Если предвестники будущего Возрождения не обманывают нас, то человеческий дух от старой, плачущей, перейдет к этой новой мудрости, ясности и простоте, завещанным искусству Гёте и Пушкиным.
II
Достоевский отметил удивительную способность Пушкина приобщаться ко всяким, даже самым отдаленным культурным формам, чувствовать себя как дома у всякого народа и времени. Автор «Преступления и наказания» видел в этой способности характерную особенность русского племени, предназначенного для объединения враждующих человеческих племен в единой мировой жизни духа, основанной на христианской любви.

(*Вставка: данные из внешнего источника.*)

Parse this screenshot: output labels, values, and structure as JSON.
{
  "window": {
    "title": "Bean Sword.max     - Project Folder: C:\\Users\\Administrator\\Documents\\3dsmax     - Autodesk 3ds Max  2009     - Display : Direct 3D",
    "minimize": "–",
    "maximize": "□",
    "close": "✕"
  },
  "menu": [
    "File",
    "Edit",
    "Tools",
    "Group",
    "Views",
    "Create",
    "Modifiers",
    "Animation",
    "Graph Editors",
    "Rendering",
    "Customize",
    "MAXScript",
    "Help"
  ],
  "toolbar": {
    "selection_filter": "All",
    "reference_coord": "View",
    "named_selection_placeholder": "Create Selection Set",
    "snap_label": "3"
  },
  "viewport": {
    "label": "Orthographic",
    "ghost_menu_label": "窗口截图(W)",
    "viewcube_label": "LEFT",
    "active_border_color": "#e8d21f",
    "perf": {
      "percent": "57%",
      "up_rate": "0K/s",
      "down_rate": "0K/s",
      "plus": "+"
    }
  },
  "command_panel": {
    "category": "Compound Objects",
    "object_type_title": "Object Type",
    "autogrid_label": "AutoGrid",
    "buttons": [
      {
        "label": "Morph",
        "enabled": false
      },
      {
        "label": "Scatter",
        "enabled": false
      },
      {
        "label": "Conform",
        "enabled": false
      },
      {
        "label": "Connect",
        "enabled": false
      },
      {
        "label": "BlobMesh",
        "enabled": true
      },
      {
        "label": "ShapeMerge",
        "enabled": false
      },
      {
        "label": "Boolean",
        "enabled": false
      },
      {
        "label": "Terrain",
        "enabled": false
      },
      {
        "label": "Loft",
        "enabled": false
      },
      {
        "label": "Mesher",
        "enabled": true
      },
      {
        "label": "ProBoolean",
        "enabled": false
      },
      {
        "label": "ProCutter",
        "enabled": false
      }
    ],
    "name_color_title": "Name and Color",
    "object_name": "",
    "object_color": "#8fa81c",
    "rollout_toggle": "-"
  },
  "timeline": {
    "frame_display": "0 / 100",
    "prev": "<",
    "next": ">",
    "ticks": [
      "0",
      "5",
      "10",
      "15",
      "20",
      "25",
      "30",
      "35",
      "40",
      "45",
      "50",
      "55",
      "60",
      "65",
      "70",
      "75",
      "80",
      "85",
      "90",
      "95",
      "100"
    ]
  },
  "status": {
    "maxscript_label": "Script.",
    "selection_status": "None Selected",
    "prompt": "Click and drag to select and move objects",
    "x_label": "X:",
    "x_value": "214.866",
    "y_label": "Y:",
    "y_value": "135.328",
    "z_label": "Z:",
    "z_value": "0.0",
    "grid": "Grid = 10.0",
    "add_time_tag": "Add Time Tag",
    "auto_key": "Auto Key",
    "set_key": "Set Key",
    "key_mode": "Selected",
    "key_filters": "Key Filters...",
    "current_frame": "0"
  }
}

Достоевский взял мысль Гоголя, только расширив и углубив ее. «Чтение поэтов всех народов и веков порождало в нем (Пушкине) отклик, – говорит Гоголь, – и как верен его отклик, как чутко его ухо! Слышишь запах, цвет земли, времени, народа. В Испании он испанец, с греком – грек, на Кавказе – вольный горец, в полном смысле этого слова; с отжившим человеком он дышит стариною времени минувшего; заглянет к мужику в избу – он русский весь с головы до ног; все черты нашей природы в нем отозвались, и все окинуто иногда одним словом, одним чутко найденным и метко прибранным прилагательным именем».
Способность Пушкина перевоплощаться, переноситься во все века и народы свидетельствует о могуществе его культурного гения. Всякая историческая форма жизни для него понятна и родственна, потому что он овладел, подобно Гёте, первоисточниками всякой культуры. Гоголь и Достоевский полагали эту объединяющую культурную идею в христианстве.